Are the Happiest Cities the Best Places to Live?
From the department of self-validation: We admit it. There are other websites that rank best places to live, both overall and for certain subsets of the population. We cover the latter in our monthly top 10 lists, looking at best places for foodies, retirees and more. We don’t ignore these, but seek to learn what we can from them, refining our own practices. Often they help us validate that we’re on the right track in terms of what and how we measure livability. If you want to skip the wonky discussion and get right to how it matters, feel free to scroll by the next five paragraphs.
Some studies and rankings come out of the blue, but there are a couple of indicators that we look forward to each year. The Gallup-Healthways Well-Being Index recently released its 2014 update. It uses a boatload of surveys to determine the healthiest and happiest cities including: “life evaluation, emotional health, work environment, physical health, healthy behaviors, and access to basic necessities.” Another, the County Health Rankings and Roadmaps from the Robert Wood Johnson Foundation looks at a host of outcomes such as rates for obesity and mortality.

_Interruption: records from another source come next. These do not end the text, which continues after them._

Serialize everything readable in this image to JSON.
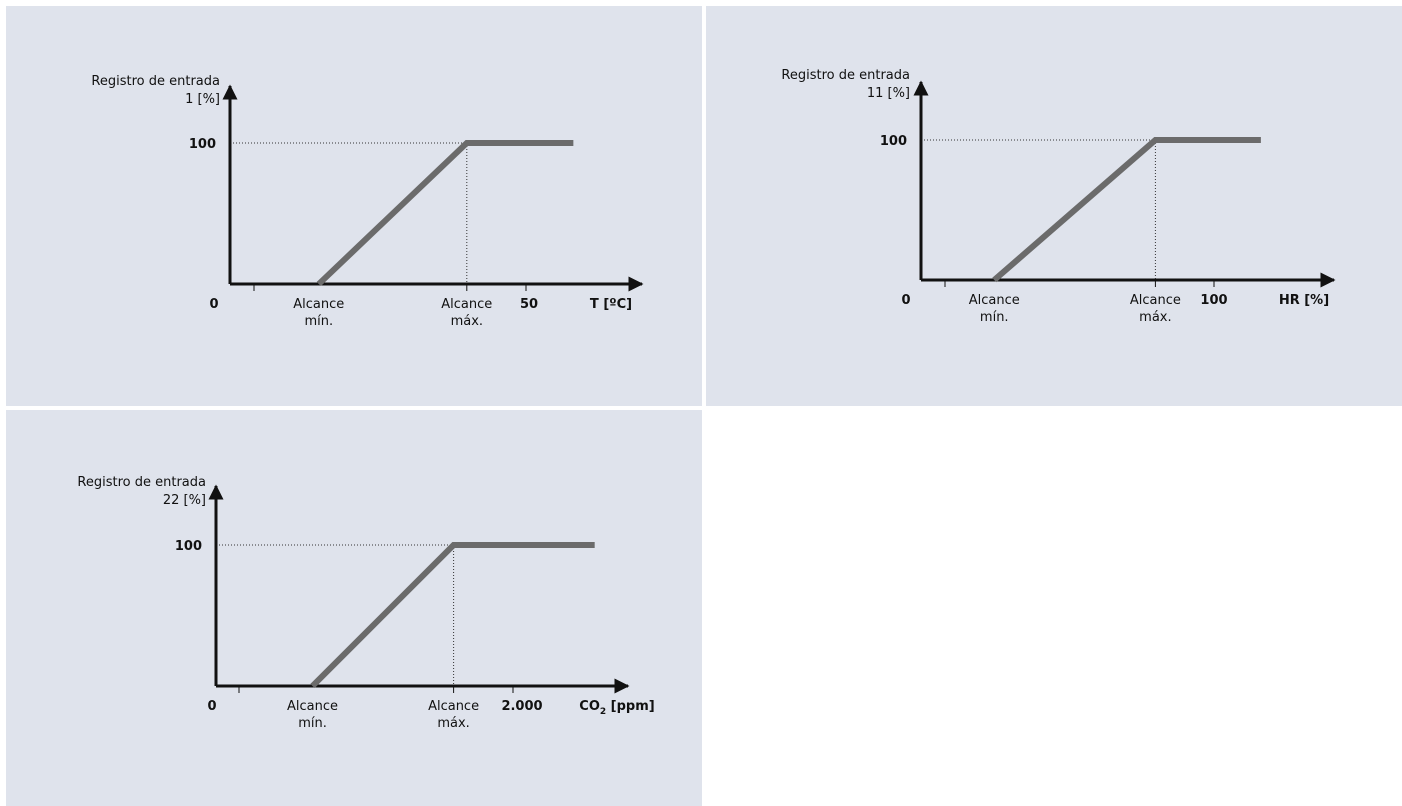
{
  "chart_data": [
    {
      "type": "line",
      "ylabel_line1": "Registro de entrada",
      "ylabel_line2": "1 [%]",
      "xlabel": "T [ºC]",
      "xlabel_sub": "",
      "xlabel_rest": "",
      "x_origin_label": "0",
      "x_tick_label": "50",
      "y_tick_label": "100",
      "range_min_label": [
        "Alcance",
        "mín."
      ],
      "range_max_label": [
        "Alcance",
        "máx."
      ],
      "x_max_value": 50,
      "y_max_value": 100,
      "range_min": 15,
      "range_max": 40,
      "points": [
        [
          15,
          0
        ],
        [
          40,
          100
        ],
        [
          58,
          100
        ]
      ],
      "series_color": "#6b6b6b"
    },
    {
      "type": "line",
      "ylabel_line1": "Registro de entrada",
      "ylabel_line2": "11 [%]",
      "xlabel": "HR [%]",
      "xlabel_sub": "",
      "xlabel_rest": "",
      "x_origin_label": "0",
      "x_tick_label": "100",
      "y_tick_label": "100",
      "range_min_label": [
        "Alcance",
        "mín."
      ],
      "range_max_label": [
        "Alcance",
        "máx."
      ],
      "x_max_value": 100,
      "y_max_value": 100,
      "range_min": 25,
      "range_max": 80,
      "points": [
        [
          25,
          0
        ],
        [
          80,
          100
        ],
        [
          116,
          100
        ]
      ],
      "series_color": "#6b6b6b"
    },
    {
      "type": "line",
      "ylabel_line1": "Registro de entrada",
      "ylabel_line2": "22 [%]",
      "xlabel": "CO",
      "xlabel_sub": "2",
      "xlabel_rest": " [ppm]",
      "x_origin_label": "0",
      "x_tick_label": "2.000",
      "y_tick_label": "100",
      "range_min_label": [
        "Alcance",
        "mín."
      ],
      "range_max_label": [
        "Alcance",
        "máx."
      ],
      "x_max_value": 2000,
      "y_max_value": 100,
      "range_min": 650,
      "range_max": 1600,
      "points": [
        [
          650,
          0
        ],
        [
          1600,
          100
        ],
        [
          2550,
          100
        ]
      ],
      "series_color": "#6b6b6b"
    }
  ]
}
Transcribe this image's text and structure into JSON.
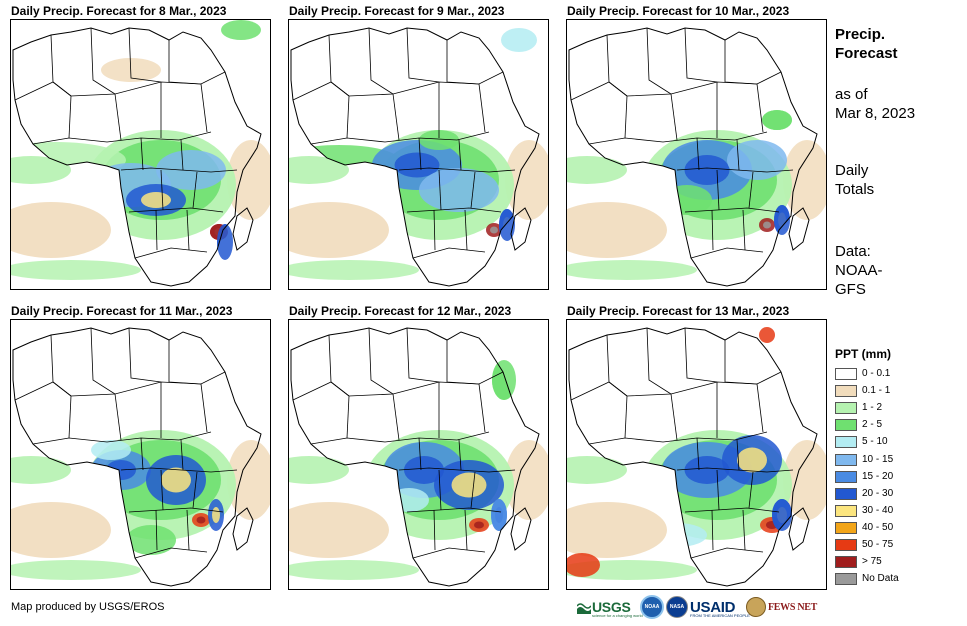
{
  "panels": [
    {
      "title": "Daily Precip. Forecast for 8 Mar., 2023"
    },
    {
      "title": "Daily Precip. Forecast for 9 Mar., 2023"
    },
    {
      "title": "Daily Precip. Forecast for 10 Mar., 2023"
    },
    {
      "title": "Daily Precip. Forecast for 11 Mar., 2023"
    },
    {
      "title": "Daily Precip. Forecast for 12 Mar., 2023"
    },
    {
      "title": "Daily Precip. Forecast for 13 Mar., 2023"
    }
  ],
  "side": {
    "title_line1": "Precip.",
    "title_line2": "Forecast",
    "asof_line1": "as of",
    "asof_line2": "Mar 8, 2023",
    "totals_line1": "Daily",
    "totals_line2": "Totals",
    "data_line1": "Data:",
    "data_line2": "NOAA-",
    "data_line3": "GFS"
  },
  "legend": {
    "title": "PPT (mm)",
    "items": [
      {
        "label": "0 - 0.1",
        "color": "#ffffff"
      },
      {
        "label": "0.1 - 1",
        "color": "#f1dcbc"
      },
      {
        "label": "1 - 2",
        "color": "#b5f2b0"
      },
      {
        "label": "2 - 5",
        "color": "#6fe070"
      },
      {
        "label": "5 - 10",
        "color": "#b3ecf2"
      },
      {
        "label": "10 - 15",
        "color": "#7fb8ee"
      },
      {
        "label": "15 - 20",
        "color": "#4a8be3"
      },
      {
        "label": "20 - 30",
        "color": "#2258d1"
      },
      {
        "label": "30 - 40",
        "color": "#fbe57f"
      },
      {
        "label": "40 - 50",
        "color": "#f2a519"
      },
      {
        "label": "50 - 75",
        "color": "#e63a14"
      },
      {
        "label": "> 75",
        "color": "#a01d1d"
      },
      {
        "label": "No Data",
        "color": "#9a9a9a"
      }
    ]
  },
  "credit": "Map produced by USGS/EROS",
  "logos": {
    "usgs": "USGS",
    "usgs_tagline": "science for a changing world",
    "noaa": "NOAA",
    "nasa": "NASA",
    "usaid": "USAID",
    "usaid_tagline": "FROM THE AMERICAN PEOPLE",
    "fewsnet": "FEWS NET"
  },
  "chart_data": {
    "type": "heatmap",
    "title": "Precip. Forecast",
    "subtitle": "Daily Totals, as of Mar 8, 2023, Data: NOAA-GFS",
    "categories": [
      "8 Mar., 2023",
      "9 Mar., 2023",
      "10 Mar., 2023",
      "11 Mar., 2023",
      "12 Mar., 2023",
      "13 Mar., 2023"
    ],
    "bins_mm": [
      "0 - 0.1",
      "0.1 - 1",
      "1 - 2",
      "2 - 5",
      "5 - 10",
      "10 - 15",
      "15 - 20",
      "20 - 30",
      "30 - 40",
      "40 - 50",
      "50 - 75",
      "> 75",
      "No Data"
    ],
    "legend_position": "right"
  }
}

Obviously, health and well-being are just one factor of livability. We actually measure seven other categories of place-making including real estate, demographics, economics and more. That said, these are important considerations when choosing a place to live, move or relocate to, and these are two great measures of them. So how do the areas that score well on these two ranking do on ours?
Ideally, they should correlate pretty well and, just eyeballing here a little, they certainly seem to. It’s hard to do a purely apples-to-apples comparison with either set. The County Health Rankings are clearly at the county level – and some measures are not meant to be compared across states. The Gallup data is even broader at the metro area level. Each metro areas comprises multiple counties.

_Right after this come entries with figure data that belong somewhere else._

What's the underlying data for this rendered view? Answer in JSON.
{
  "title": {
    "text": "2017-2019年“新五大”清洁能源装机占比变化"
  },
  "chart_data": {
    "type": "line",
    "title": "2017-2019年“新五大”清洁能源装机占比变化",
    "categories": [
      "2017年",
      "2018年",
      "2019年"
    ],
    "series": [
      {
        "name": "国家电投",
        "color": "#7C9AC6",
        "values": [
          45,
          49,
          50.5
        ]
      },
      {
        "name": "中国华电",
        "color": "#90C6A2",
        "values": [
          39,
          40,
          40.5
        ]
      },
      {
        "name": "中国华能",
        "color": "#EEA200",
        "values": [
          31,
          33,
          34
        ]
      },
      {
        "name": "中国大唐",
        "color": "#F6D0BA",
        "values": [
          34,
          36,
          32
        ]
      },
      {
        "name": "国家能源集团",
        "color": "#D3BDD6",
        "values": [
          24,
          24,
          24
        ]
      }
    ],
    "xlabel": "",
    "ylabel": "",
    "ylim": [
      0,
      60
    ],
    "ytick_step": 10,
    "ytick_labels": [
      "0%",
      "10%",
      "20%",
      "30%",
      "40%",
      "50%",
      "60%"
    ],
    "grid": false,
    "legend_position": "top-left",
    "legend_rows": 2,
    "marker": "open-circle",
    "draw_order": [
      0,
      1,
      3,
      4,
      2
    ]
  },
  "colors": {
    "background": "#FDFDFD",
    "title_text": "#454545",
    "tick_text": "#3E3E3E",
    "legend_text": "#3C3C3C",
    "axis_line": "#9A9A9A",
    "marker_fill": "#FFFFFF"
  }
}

All that said, if you look at the top-performing metros in the Gallup survey, you’ll see Provo, Utah; Boulder, Colo.; Ann Arbor, Mich.; Lincoln, Neb.; and California’s San Jose, San Francisco and San Luis Obispo among the top 10. Each of those has at least one city on our Top 100 Best Places to Live. Incidentally, two metro areas in Gallup’s bottom 10 also show up (although rather far down) on our Top 100.
With the Robert Johnson Wood Foundation data, we can look at how the counties scored within their states across six sub-rankings: mortality, morbidity, health behaviors, clinical care, social and economic factors, and the physical environment. Each county is given a quartile score. Many of our Top 100 cities are in counties that score in the top quartile in each or most of those sub-factors. Some, like Miami Beach, Fla., are in such huge counties with such diverse conditions (Miami-Dade) that determining what impact the city itself makes is impossible. But again we see California’s San Luis Obispo, Alameda, San Mateo and Santa Clara counties scoring well overall within California. Boulder scores well in Colorado, et cetera.
Why wellness matters in cities:
As the Gallup release says, “With about 80 percent of Americans living in urban or suburban areas, the role of cities in spearheading the well-being of the U.S. is significant.” We couldn’t agree more. It’s vital that city leaders play a role in creating healthy, livable communities for their residents. We give some great examples of mayors promoting wellness in a story on livability.com today. But we also know that it’s more than just fitness that comes into play. Good city planning, smart zoning, thoughtful transportation plans and, yes, private enterprise all come into play in making cities great places to live as well as places to live a long, healthy, active lifestyle.
And we welcome any and all data that gives ammunition to those fighting these fights in cities big and small.